Of the dis­tance func­tions listed in the lat­ter half, most were sim­ply “the ob­vi­ous thing one would do” given the pre­ex­ist­ing math­e­mat­i­cal struc­ture around the topic in ques­tion (e.g. Leven­shtein dis­tance on strings). Others were less ob­vi­ous, but usu­ally be­cause they used non­triv­ial math­e­mat­i­cal ma­chin­ery to an­swer spe­cific math­e­mat­i­cal ques­tions, not to ac­tu­ally shed light on fuzzy philo­soph­i­cal ques­tions one would have about it.

Get­ting to the so­cial sci­ence sec­tion, where no ex­ist­ing math­e­mat­i­cal for­mal­ism ex­isted on most of the top­ics in the first place, vir­tu­ally none of the dis­tances par­tic­u­larly helped to rem­edy this fuzzi­ness by them­selves.

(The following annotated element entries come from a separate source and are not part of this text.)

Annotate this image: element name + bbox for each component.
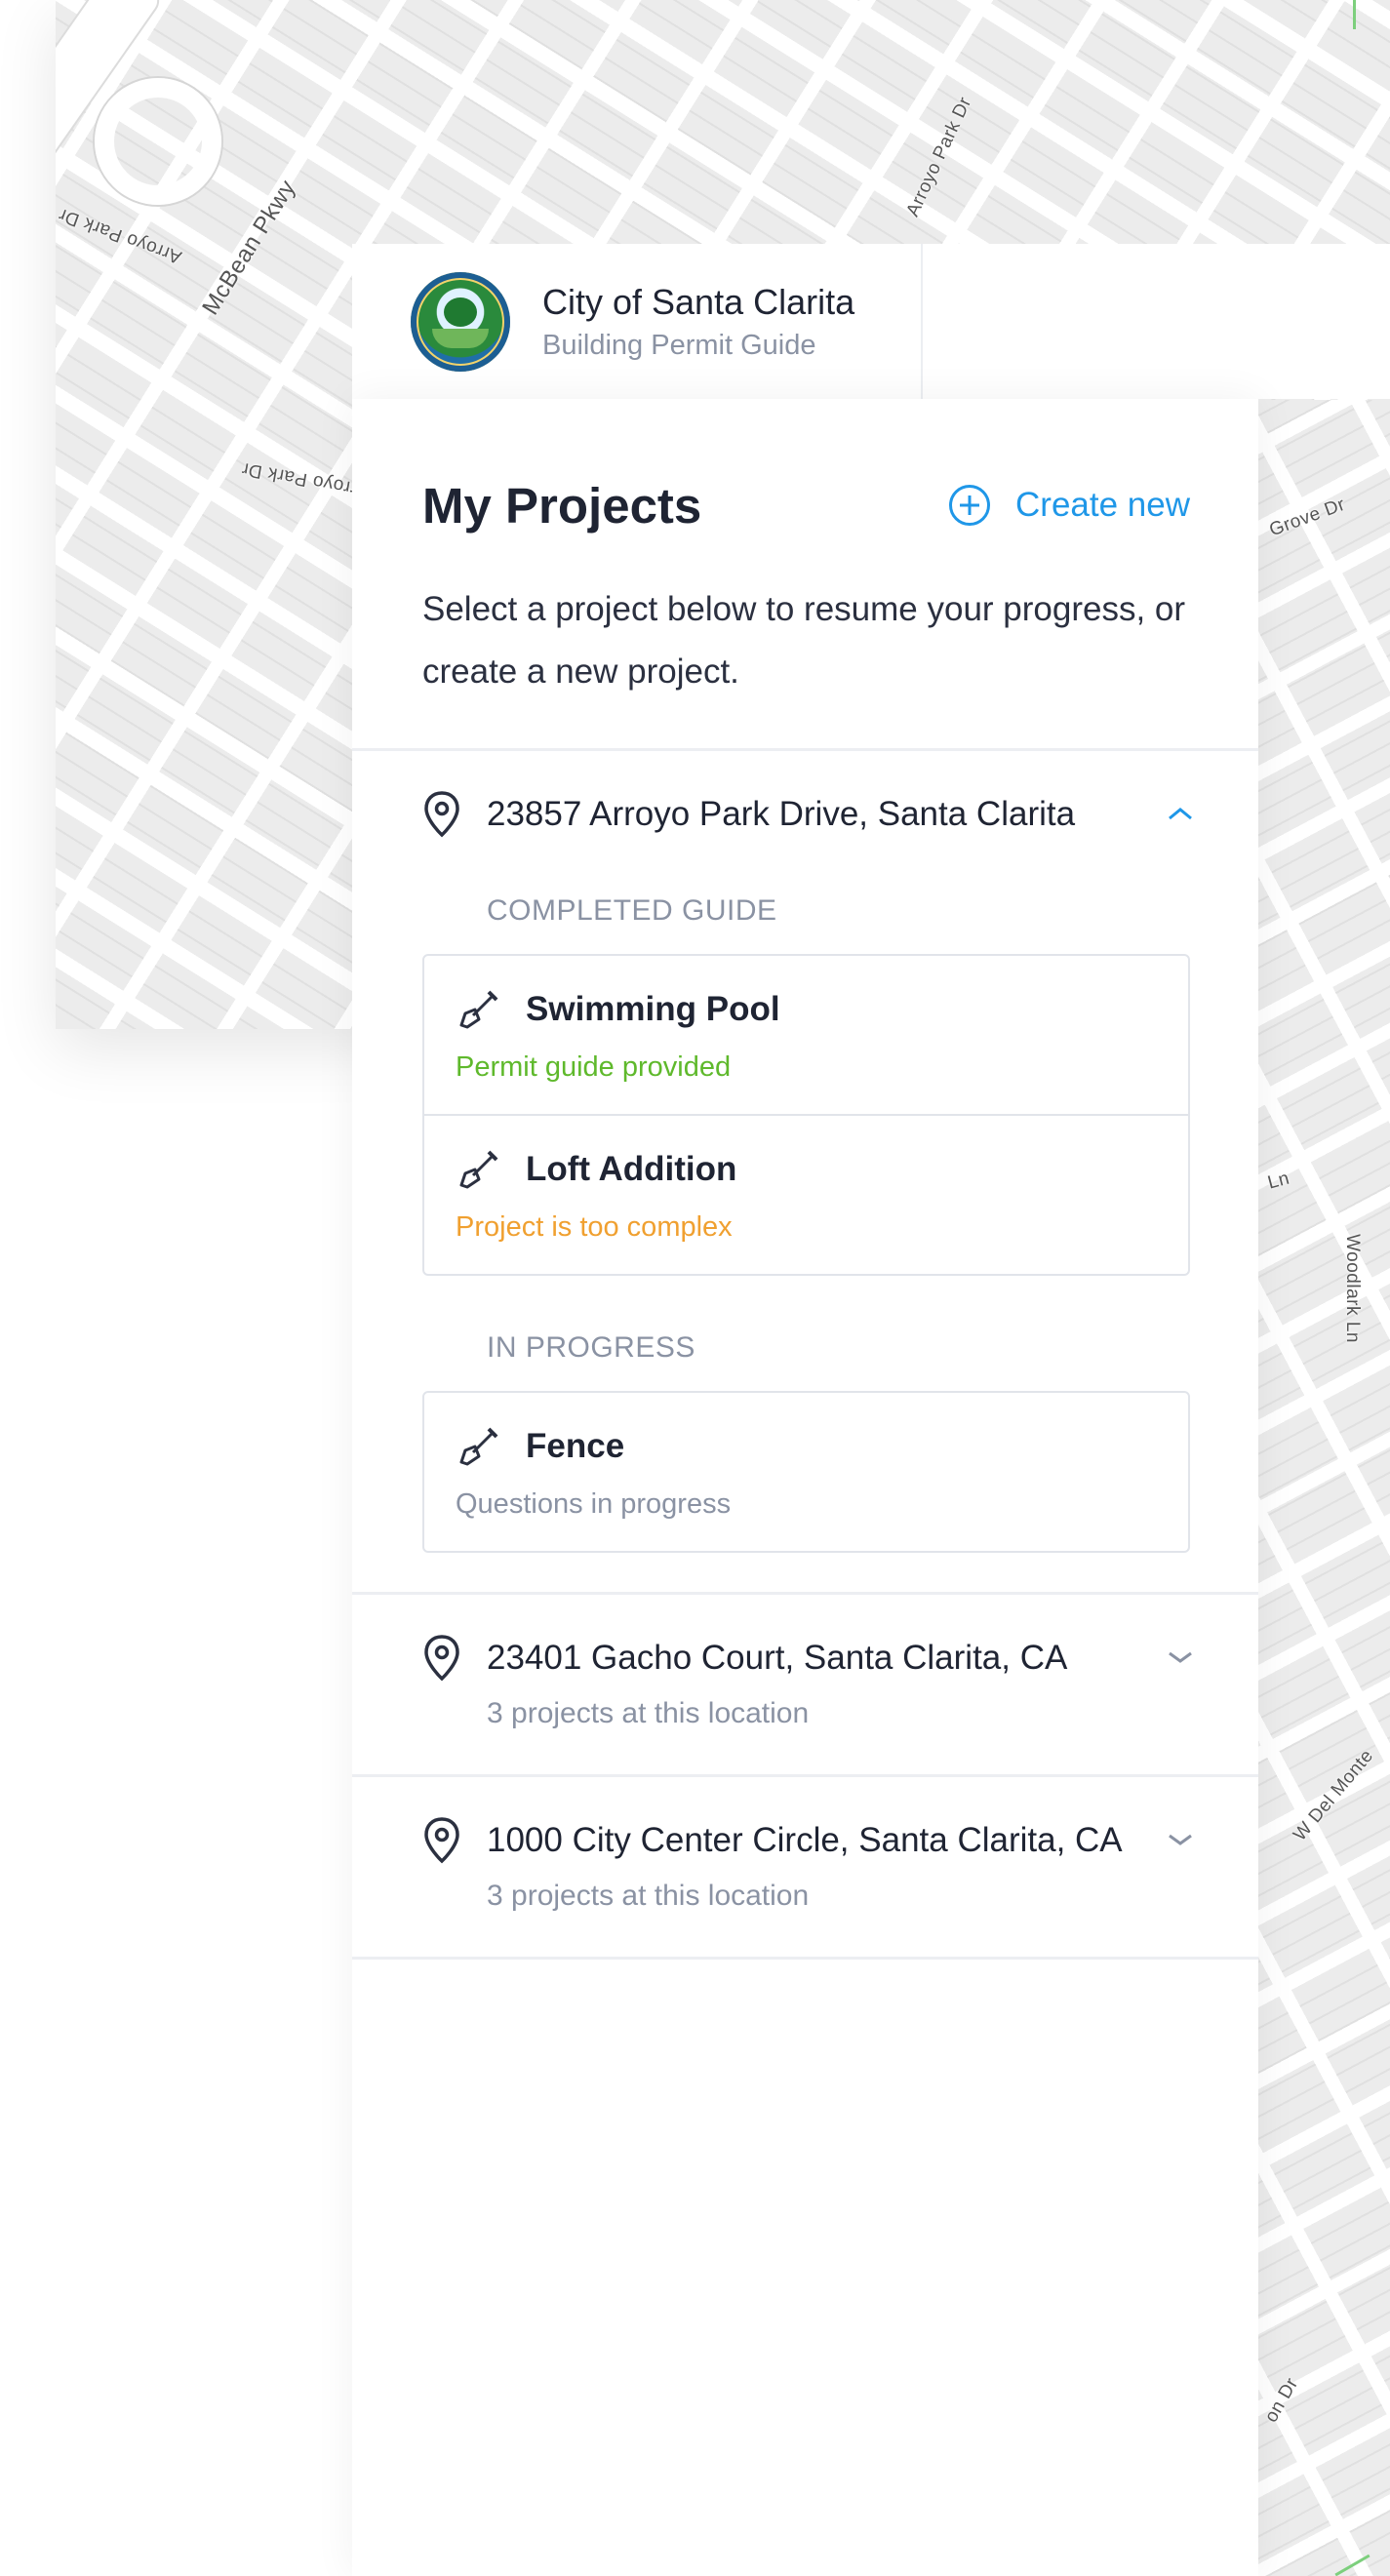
map-pin-icon xyxy=(424,1817,459,1864)
city-seal-logo xyxy=(411,271,510,372)
map-park-edge-right xyxy=(1334,2554,1370,2576)
project-group-in-progress: Fence Questions in progress xyxy=(422,1391,1190,1553)
map-background-right[interactable]: Grove Dr Ln Woodlark Ln W Del Monte on D… xyxy=(1258,400,1390,2576)
location-address: 23857 Arroyo Park Drive, Santa Clarita xyxy=(487,795,1076,833)
street-label-ln: Ln xyxy=(1265,1168,1292,1194)
brand-title: City of Santa Clarita xyxy=(542,281,855,322)
location-summary: 3 projects at this location xyxy=(487,1697,810,1729)
section-label-in-progress: IN PROGRESS xyxy=(487,1331,695,1364)
chevron-down-icon[interactable] xyxy=(1167,1649,1194,1665)
street-label-mcbean: McBean Pkwy xyxy=(197,175,301,320)
location-group[interactable]: 23401 Gacho Court, Santa Clarita, CA 3 p… xyxy=(352,1595,1258,1774)
app-header: City of Santa Clarita Building Permit Gu… xyxy=(352,244,1390,399)
create-new-label: Create new xyxy=(1015,486,1190,524)
location-summary: 3 projects at this location xyxy=(487,1880,810,1912)
chevron-down-icon[interactable] xyxy=(1167,1832,1194,1847)
project-name: Fence xyxy=(526,1427,625,1465)
shovel-icon xyxy=(459,990,498,1029)
section-label-completed: COMPLETED GUIDE xyxy=(487,894,777,927)
intro-text: Select a project below to resume your pr… xyxy=(422,590,1186,691)
street-label-dr: on Dr xyxy=(1260,2374,1303,2427)
project-status: Permit guide provided xyxy=(456,1051,732,1083)
map-pin-icon xyxy=(424,1635,459,1682)
brand[interactable]: City of Santa Clarita Building Permit Gu… xyxy=(352,244,923,399)
project-group-completed: Swimming Pool Permit guide provided Loft… xyxy=(422,954,1190,1276)
chevron-up-icon[interactable] xyxy=(1167,806,1194,821)
location-header[interactable]: 23401 Gacho Court, Santa Clarita, CA xyxy=(422,1634,1190,1683)
projects-panel: My Projects Create new Select a project … xyxy=(352,399,1258,2576)
brand-subtitle: Building Permit Guide xyxy=(542,329,816,361)
map-roundabout xyxy=(95,78,221,205)
location-header[interactable]: 1000 City Center Circle, Santa Clarita, … xyxy=(422,1816,1190,1865)
location-address: 23401 Gacho Court, Santa Clarita, CA xyxy=(487,1639,1068,1677)
street-label-arroyo-1: Arroyo Park Dr xyxy=(56,203,185,268)
project-name: Swimming Pool xyxy=(526,990,780,1028)
location-address: 1000 City Center Circle, Santa Clarita, … xyxy=(487,1821,1123,1859)
street-label-woodlark: Woodlark Ln xyxy=(1341,1234,1363,1343)
project-status: Project is too complex xyxy=(456,1211,733,1243)
location-header[interactable]: 23857 Arroyo Park Drive, Santa Clarita xyxy=(422,790,1190,839)
project-item-swimming-pool[interactable]: Swimming Pool Permit guide provided xyxy=(424,956,1188,1114)
map-park-edge xyxy=(1353,0,1356,29)
project-status: Questions in progress xyxy=(456,1488,732,1520)
divider xyxy=(352,1957,1258,1960)
shovel-icon xyxy=(459,1150,498,1189)
project-name: Loft Addition xyxy=(526,1150,737,1188)
plus-circle-icon xyxy=(949,485,991,526)
project-item-loft-addition[interactable]: Loft Addition Project is too complex xyxy=(424,1114,1188,1274)
location-group: 23857 Arroyo Park Drive, Santa Clarita C… xyxy=(352,751,1258,1592)
street-label-arroyo-3: Arroyo Park Dr xyxy=(902,94,976,220)
project-item-fence[interactable]: Fence Questions in progress xyxy=(424,1393,1188,1551)
map-pin-icon xyxy=(424,791,459,838)
location-group[interactable]: 1000 City Center Circle, Santa Clarita, … xyxy=(352,1777,1258,1957)
shovel-icon xyxy=(459,1427,498,1466)
create-new-button[interactable]: Create new xyxy=(949,485,1190,526)
street-label-del-monte: W Del Monte xyxy=(1290,1745,1378,1845)
street-label-grove: Grove Dr xyxy=(1266,494,1349,541)
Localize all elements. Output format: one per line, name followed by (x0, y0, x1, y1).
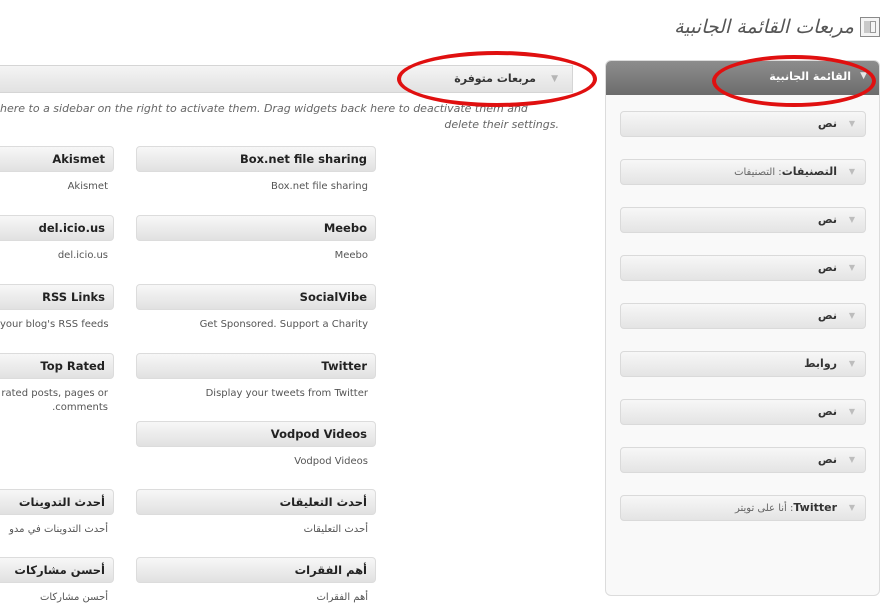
available-widgets-description: here to a sidebar on the right to activa… (0, 101, 573, 133)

Though I do not claim to have spent that much time flip­ping through this tome, never did I see a dis­tance no­tion that struck me as a profound non-math­e­mat­i­cal in­sight, or that even ges­tured at an “art of com­ing up with dis­tance func­tions”.


I con­clude, with medium con­fi­dence, that each of the ques­tions posed in the first 3 sec­tions will be par­tic­u­larly hard to an­swer in a satis­fy­ing way, and if they are, then prob­a­bly this won’t be by think­ing about dis­tance func­tions di­rectly.

As a gen­eral heuris­tic, I feel like if you’ve re­duced a philo­soph­i­cal prob­lem to “defin­ing the ap­pro­pri­ate dis­tance func­tion”, then it’s worth paus­ing to con­sider if you’ve made a wrong-way re­duc­tion. Chances are, the dis­tance func­tion you want is in­her­ently value-laden, and so the prob­lem of defin­ing it in­her­its the difficulty of the value al­ign­ment prob­lem it­self.

I also think this heuris­tic is es­pe­cially salient if you’re try­ing to cap­ture some­thing like “con­cep­tual similar­ity/​dis­tance”: if you could do this, then you’d have an ob­jec­tive map/​tax­on­omy of (a large frac­tion of) con­cept-space.